Далеких гостей первым делом, по афонскому обычаю, накормить надо. Тут уж мы оказались «прозорливцами» – кроме сухариков ничего путного у старца в запасе не оказалось, если не считать небольшого количества сухих полузаплесневевших смокв.
Разгрузили мы свои мешки, о. Харалампий начал варить обед, а старец на короткое время скрылся и вскоре принес пустынной капустки, кисленькой травки, растущей на скалах карульских. Вкуса в ней было однако немного, и рисовый суп без нее был бы, пожалуй, даже вкуснее. Но ведь это было единственное собственное угощение старца. Открыли мы и рыбные консервы, но о. Феодосий к ним не прикоснулся, ссылаясь на Петровский пост. Нам же, как в пути сущим, благословил добродушно.
После обеда и небольшого отдыха деликатный о. Харалампий распрощался с нами и ушел в лежащий неподалеку св. Георгиевский скит на Кирашах у подножия «шпиля». Там он обещал ожидать меня до пяти дней.
И мы остались с о. Феодосием. Рассказал я старцу всю свою жизнь. Он молча слушал мое длинное повествование. Изредка поднимал на меня свой лучистый взор и ласково и любовно обнимал им меня.
Незаметно подошла ночь. Старец прервал беседу и предложил совершить вечернее правило. Пропели вечерню, повечерие с трехканоником и акафистом. А тут полночь как раз. Как не прочитать полунощницу с ее чудным тропарем: «се жених грядет в полунощи и блажен раб, его же обрящет бдяща».
После полунощницы старец отвел меня с свою келлию отдохнуть, обещая разбудить к утрене.
Но разбудил только к Литургии, которую мы начали в шестом часу утра. Пока я спал о. Феодосий отпел утреню. Сколько же отдыхал старец, судите сами.
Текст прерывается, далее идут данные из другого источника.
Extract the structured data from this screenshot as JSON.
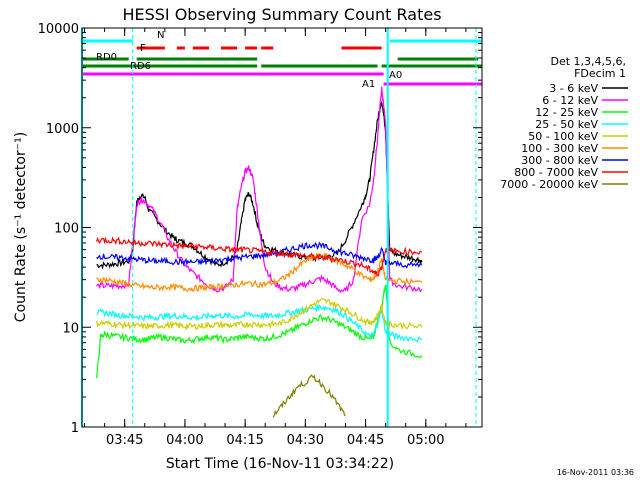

После Литургии мы продолжили вчерашнюю беседу. Начал я просить о. Феодосия постричь меня.
Улыбнулся старец, сказал:
– Давно я уже никого не постригал. У меня правило, кого постригу – тот должен, как чадо мое духовное, остаться при мне, ибо я взял пред Богом ответственность за его душу. Было несколько таких усердствующих, да вот, должно быть по сварливости характера моего, никто не удержался…
– Действительно, – рассказывал мне после один из карульцев схимонах Антоний, – многие из нас хотели стать учениками батюшки. И ревнители были великие, но никто больше года у него не выдерживал. За ним не угонишься.
От о. Антония я узнал о великих подвижнических трудах о. Феодосия, о каковых я упоминал выше.
По молодости заупрямился я, прося сделать для меня исключение.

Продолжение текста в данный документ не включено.